B-cell activating factor of the tumor necrosis factor family inhibition
Belimumab is a monoclonal antibody targeting BAFF, which has demonstrated its efficacy in the treatment of systemic lupus erythematosus (SLE). The Efficacy and Safety of Belimumab in Subjects With Primary Sjögren’s Syndrome (BELISS) study is an open-labeled trial that evaluated efficacy of belimumab in 30 patients with pSS with anti-SSA/Ro and either current systemic complications or salivary gland enlargement, or early disease (<5 years), or biomarkers of B-cell activation. Belimumab was administered at the dosage of 10 mg/kg, at weeks 0, 2, and 4 and then every 4 weeks to week 24. The primary endpoint, assessed at week 28, was improvement in 2 of 5 items: reduction of 30% or more in dryness score on a VAS, 30% or more in fatigue VAS score, 30% or more in VAS pain score, 30% or more in systemic activity VAS assessed by the physician, and/or greater than 25% improvement in any B-cell activation biomarker values. The primary endpoint was achieved by 60% of the patients. Improvement of both patients’ symptoms (measured by ESSPRI) and systemic complications (measured by ESSDAI) was observed. Salivary flow and Schirmer test did not change. These results are encouraging, but need to be confirmed in a randomized controlled trial.

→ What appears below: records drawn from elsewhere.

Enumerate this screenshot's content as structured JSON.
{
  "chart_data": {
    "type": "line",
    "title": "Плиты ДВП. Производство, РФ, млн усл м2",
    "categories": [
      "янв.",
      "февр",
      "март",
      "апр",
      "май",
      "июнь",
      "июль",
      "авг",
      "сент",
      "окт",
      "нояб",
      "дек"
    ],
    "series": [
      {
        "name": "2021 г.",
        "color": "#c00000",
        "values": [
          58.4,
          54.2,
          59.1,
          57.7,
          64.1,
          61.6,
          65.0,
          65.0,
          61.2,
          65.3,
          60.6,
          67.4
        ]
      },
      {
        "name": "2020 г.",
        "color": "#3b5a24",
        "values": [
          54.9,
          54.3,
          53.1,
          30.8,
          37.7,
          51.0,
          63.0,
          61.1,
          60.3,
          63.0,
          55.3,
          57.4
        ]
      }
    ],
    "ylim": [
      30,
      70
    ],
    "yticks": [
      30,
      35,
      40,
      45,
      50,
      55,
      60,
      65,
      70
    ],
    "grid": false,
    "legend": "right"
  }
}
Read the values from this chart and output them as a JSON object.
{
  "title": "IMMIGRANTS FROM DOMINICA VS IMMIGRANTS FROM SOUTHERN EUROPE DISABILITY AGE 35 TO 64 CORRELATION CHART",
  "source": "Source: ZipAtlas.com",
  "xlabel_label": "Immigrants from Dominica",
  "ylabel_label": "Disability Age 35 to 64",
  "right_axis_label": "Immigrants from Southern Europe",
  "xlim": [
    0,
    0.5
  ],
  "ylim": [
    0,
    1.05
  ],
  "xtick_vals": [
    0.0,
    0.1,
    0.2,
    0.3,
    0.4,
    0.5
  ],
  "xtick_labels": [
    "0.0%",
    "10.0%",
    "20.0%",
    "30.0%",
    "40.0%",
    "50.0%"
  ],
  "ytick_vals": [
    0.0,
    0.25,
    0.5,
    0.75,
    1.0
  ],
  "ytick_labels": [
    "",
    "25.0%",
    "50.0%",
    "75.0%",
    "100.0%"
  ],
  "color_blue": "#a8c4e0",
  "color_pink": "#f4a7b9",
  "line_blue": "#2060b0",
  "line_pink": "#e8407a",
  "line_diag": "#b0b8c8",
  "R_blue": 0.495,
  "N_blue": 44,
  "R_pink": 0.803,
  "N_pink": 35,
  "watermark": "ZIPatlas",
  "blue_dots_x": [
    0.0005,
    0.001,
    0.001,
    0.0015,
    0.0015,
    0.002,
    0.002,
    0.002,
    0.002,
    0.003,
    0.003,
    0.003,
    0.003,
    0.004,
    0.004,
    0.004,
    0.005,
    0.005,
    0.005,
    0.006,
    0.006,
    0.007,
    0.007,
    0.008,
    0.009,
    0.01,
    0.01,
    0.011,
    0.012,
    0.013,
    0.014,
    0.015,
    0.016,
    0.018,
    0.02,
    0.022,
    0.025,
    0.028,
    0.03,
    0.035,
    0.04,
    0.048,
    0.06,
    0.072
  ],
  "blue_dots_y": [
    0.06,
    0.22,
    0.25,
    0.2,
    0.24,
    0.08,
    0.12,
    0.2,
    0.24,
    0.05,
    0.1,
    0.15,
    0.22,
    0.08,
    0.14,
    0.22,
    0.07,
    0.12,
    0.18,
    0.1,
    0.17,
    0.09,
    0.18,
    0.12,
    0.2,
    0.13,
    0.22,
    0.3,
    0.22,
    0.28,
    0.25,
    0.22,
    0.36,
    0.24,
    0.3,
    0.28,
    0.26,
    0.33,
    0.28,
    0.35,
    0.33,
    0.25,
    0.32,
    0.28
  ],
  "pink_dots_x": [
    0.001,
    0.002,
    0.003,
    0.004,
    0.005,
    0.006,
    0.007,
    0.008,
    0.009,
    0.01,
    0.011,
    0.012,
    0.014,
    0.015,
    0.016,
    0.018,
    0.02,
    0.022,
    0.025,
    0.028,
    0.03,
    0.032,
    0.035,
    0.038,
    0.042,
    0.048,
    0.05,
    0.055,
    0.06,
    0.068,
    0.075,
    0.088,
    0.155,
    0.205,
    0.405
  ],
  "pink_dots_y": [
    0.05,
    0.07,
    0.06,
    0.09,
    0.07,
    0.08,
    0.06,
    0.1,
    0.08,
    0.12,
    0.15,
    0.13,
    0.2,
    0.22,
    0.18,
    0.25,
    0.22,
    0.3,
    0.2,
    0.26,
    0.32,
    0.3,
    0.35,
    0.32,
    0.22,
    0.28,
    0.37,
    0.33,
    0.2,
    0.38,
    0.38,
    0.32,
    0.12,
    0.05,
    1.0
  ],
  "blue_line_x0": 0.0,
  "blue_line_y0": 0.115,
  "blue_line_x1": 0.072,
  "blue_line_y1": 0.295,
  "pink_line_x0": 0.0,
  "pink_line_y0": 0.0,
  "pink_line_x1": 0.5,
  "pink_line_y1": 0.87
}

Tumor necrosis factor blockers
Inhibition of TNF has failed to demonstrate efficacy in patients with pSS in 2 randomized controlled studies. In the first one, the Trial of Remicade in Primary Sjögren’s Syndrome (TRIPSS) study, 103 patients received infliximab (5 mg/kg) or placebo at weeks 0, 2, and 6 and were followed for 22 weeks. Efficacy, defined as an improvement in 2 of 3 VAS that evaluated pain, fatigue, and dryness, was not achieved. Etanercept was assessed in a 12-week randomized, double-blind, placebo-controlled trial including 28 patients. Again, the primary objective was improvement of VAS for pain, fatigue, and dryness, and etanercept did not lead to a significant improvement of VAS compared with placebo. Blocking of another proinflammatory cytokine, interleukin (IL)-1, has been tested in pSS with the assessment of anakinra, the recombinant IL-1ra, but again, this treatment failed to demonstrate efficacy in patients with pSS.